Of course, I have a job and a half, maybe a job and three quarters of a second job, in order to make an attempt at building a life for myself that will allow me to take better care of my children in the long run. So I’m mad busy now, hoping I’ll be slightly less busy later.

But I hope I learn from the chaos that I need to appreciate the quiet times, that if I clear something from my schedule I do NOT and should NOT immediately replace it with something else.

I have enough on my plate. In fact, I need a smaller plate.



Monday, December 10, 2007
Huh?

1. What do I do here again? I need job training.

2. It was cold at 6am. Also, I wanted to go back to sleep.

3. There was an ad in the subway for “Alvin & The Chipmunks” - a digitally animated movie. With Alvin et al dressed like rappers from 1982. Velour track suit? Check. I bet they’re wearing K-Swiss shoes and some major bling, too.

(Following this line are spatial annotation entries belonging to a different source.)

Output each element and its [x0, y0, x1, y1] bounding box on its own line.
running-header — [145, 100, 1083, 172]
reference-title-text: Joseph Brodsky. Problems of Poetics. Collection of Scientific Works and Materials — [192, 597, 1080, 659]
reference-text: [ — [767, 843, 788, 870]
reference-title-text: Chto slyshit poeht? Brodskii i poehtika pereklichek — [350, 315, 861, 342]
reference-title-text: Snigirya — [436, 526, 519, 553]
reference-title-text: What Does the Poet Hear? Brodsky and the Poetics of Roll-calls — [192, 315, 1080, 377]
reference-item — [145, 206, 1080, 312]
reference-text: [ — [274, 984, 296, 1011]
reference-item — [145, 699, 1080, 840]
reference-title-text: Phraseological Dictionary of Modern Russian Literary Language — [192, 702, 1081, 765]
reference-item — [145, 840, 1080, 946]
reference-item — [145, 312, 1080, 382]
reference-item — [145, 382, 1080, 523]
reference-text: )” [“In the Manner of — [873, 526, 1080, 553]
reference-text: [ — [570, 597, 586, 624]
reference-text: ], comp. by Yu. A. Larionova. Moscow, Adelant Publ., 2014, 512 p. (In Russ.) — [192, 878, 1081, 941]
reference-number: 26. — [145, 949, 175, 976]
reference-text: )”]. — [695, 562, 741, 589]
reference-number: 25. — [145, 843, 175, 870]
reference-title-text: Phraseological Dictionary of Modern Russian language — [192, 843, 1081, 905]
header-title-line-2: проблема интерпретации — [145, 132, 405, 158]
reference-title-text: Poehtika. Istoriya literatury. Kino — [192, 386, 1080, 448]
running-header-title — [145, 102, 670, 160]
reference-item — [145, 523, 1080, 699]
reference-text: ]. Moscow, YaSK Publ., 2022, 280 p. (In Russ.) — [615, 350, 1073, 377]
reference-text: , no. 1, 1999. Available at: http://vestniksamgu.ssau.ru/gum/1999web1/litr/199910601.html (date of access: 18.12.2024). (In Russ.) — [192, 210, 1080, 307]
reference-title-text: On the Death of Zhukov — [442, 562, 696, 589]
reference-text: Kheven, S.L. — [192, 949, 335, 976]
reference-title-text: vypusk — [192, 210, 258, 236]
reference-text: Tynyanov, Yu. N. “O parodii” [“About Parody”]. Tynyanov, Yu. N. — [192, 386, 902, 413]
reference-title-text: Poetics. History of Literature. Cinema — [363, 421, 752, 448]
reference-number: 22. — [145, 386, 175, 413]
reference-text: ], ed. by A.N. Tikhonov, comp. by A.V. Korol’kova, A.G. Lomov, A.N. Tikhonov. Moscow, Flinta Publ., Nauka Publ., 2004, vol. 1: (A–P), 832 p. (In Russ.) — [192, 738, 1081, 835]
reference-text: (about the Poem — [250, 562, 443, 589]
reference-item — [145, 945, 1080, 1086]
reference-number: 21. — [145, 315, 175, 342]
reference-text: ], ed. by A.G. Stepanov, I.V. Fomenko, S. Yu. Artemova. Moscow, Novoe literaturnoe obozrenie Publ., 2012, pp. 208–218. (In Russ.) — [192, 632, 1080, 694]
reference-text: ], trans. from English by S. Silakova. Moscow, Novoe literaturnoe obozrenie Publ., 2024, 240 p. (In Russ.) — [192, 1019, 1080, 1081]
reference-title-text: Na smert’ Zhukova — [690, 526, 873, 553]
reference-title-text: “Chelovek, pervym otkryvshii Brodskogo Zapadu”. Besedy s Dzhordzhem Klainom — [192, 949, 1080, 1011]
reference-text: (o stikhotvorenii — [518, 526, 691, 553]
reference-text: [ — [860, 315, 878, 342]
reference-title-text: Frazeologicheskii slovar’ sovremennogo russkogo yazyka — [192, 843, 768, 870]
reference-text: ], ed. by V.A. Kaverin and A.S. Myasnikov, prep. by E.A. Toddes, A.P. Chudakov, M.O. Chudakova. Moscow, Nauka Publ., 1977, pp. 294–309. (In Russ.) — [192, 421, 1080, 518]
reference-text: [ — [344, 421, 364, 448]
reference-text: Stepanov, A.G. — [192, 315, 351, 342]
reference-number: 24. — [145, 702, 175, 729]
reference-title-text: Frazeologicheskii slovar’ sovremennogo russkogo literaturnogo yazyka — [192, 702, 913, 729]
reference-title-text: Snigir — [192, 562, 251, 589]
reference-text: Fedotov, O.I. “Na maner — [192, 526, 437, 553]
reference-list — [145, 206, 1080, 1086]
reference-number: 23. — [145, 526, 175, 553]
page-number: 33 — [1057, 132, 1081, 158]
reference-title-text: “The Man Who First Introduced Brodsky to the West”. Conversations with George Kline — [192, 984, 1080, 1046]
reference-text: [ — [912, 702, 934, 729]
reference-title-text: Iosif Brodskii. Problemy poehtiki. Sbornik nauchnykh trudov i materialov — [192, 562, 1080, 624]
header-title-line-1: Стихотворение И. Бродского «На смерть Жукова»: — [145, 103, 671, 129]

WTF?

4. Sign in the Port Authority: “Due to inclement weather in the Lincoln Tunnel, Expect Delays.” There’s WEATHER in the tunnel?! Seriously? What, like a rogue thunderstorm snuck into the tube and is raining under the river? Weird.

5. Not being 9 months pregnant, as I was the last time I went to work, means I can walk a LOT faster AND in kickass high heel boots. This made the commute a LOT easier. Except for the part wherein I had to DO the commute.